I’d like to thank this bootsale for allowing me to show that I do in fact buy more than just action figures and McDonald’s toys at these places. So here’s an action figure. The Imperial Royal Guard are really fucking cool aren’t they? I mean they’re just blokes wearing bed sheets and Cylon helmets but they do it so well. Anyway there’s a regular seller at Dunton Bootsale whose stock is exclusively bootlegs in their most uncreative, on-the-nose form, shoddy remoulds of six month old figures and Lego in the wrong colours with a fraction of the articulation, the Guardsman here has a total of zero points. I don’t normally buy anything because I find him (and his wife) to be somewhat dishonest, they’re quite happy to let clueless mothers and grandmothers believe they’re getting the real thing and that bugs me, especially when he’s charging a few quid each for what amounts to half a penny’s worth of lies. I find that morally questionable. But I am weak and the thought of owning a big-ass Royal Guard figure that’s effectively an LJN Wrestling Superstar was too much for me, god I bought a Star Trek book, a Star Wars figure and a Doctor Who DVD, I am an amalgamation of the three biggest negative stereotype of geeks presented on television, shiiiit, I felt dirty enough buying from the bootleg selling wanker, now I feel dirtier still. Back to the LJN thing, this figure is 7 inches of solid rubber and I’m pretty sure it could kill a man.
Giant Pokémon Card!
Hell yeah! It’s a little bit creased but these early days giant promo cards aren’t that easy to come by and certainly not for a pound a go. This one was, if memory serves, given out to promote the 2nd Pokémon movie (which is unequivocally the best Pokémon movie, even if it doesn’t have Mewtwo in it) and for me it’s one of THE Pokémon cards, I put it on the same level of iconic as Ancient Mew and Base Set Charizard, just as they represent the Black Star Promos and original era of Pokémon cards (Base Set, Jungle and Fossil), Articuno, Moltres and Zapdos represents the giant Pokémon card. Creases don’t matter when you’re that big in your field, ask Ron Jeremy. As perspective isn’t really my friend in this picture, if you’re asking yourself just how large these promo cards are, that is leaning on the Royal Guardsman, and his head (well we assume they’re hes don’t we? Quite sexist really) is roughly around Articuno’s butt.

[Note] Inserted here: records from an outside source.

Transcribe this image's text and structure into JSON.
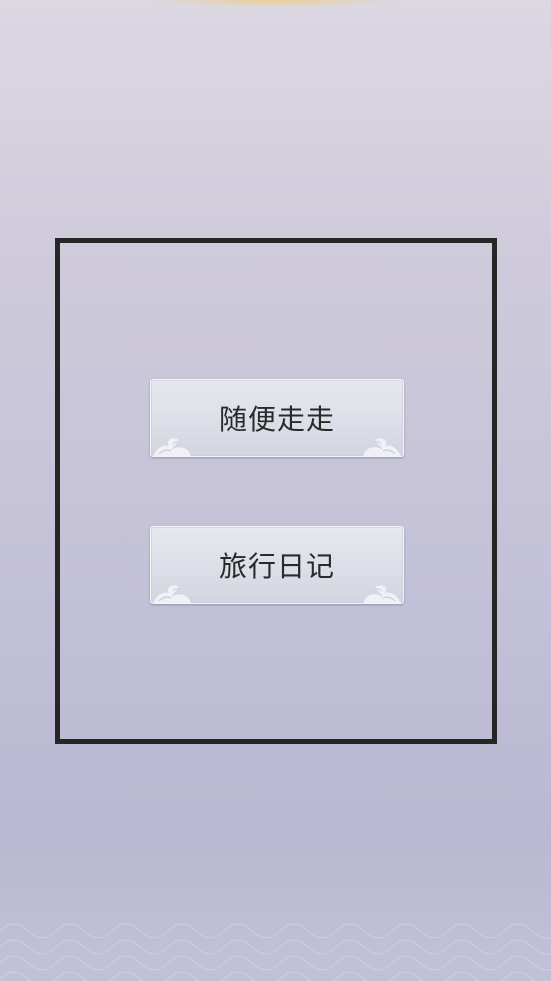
{
  "menu": {
    "buttons": [
      {
        "label": "随便走走"
      },
      {
        "label": "旅行日记"
      }
    ]
  },
  "colors": {
    "background_top": "#dcd8e2",
    "background_bottom": "#b9b8d2",
    "frame_border": "#262626",
    "button_face": "#dcdfe7",
    "button_text": "#2a2a2a"
  },
  "icons": {
    "button_ornament": "cloud-ornament-icon"
  }
}
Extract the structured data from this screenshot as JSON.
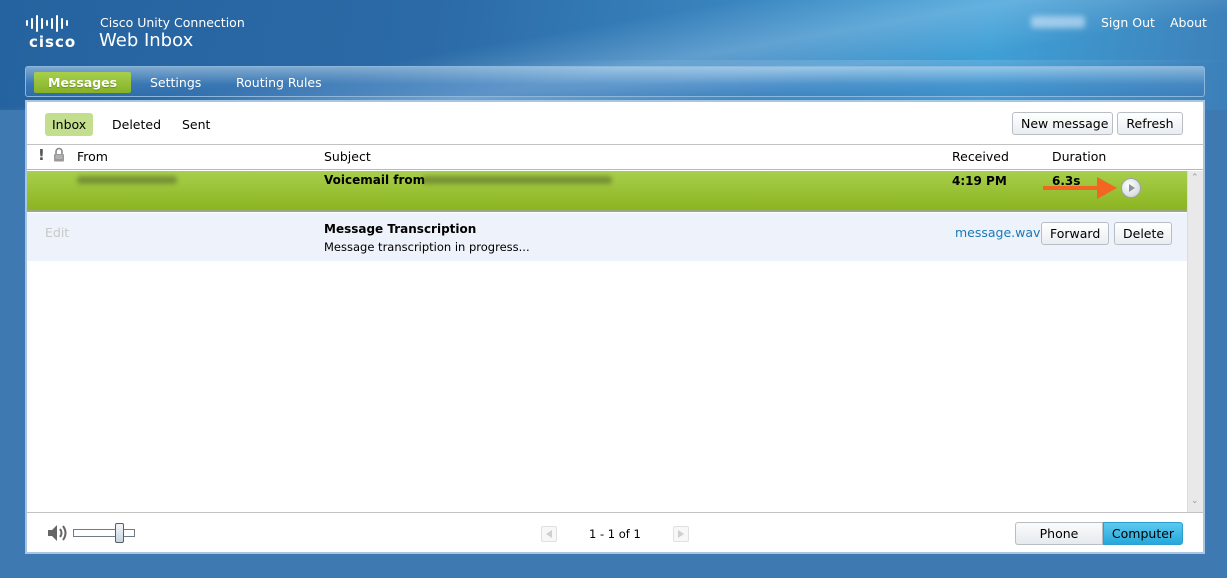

Yeah I think that’ll do, that Specials single is Do Nothing by the way which, being an obnoxious rock snob who’s repulsive to the opposite sex, I bought mainly for the B-Side. They took Bob Dylan’s Maggie’s Farm and turned it into a metaphor for living in Margret Thatcher’s Britain and took a song that in its original form sounded like it was set in the 1910s and made it relatable to modern life. I wonder if Dylan wrote a song called Teresa’s Lonely Island, or Donald’s Bombed Out Nuclear Wasteland? Well this concluding paragraph will age fast, thanks for reading.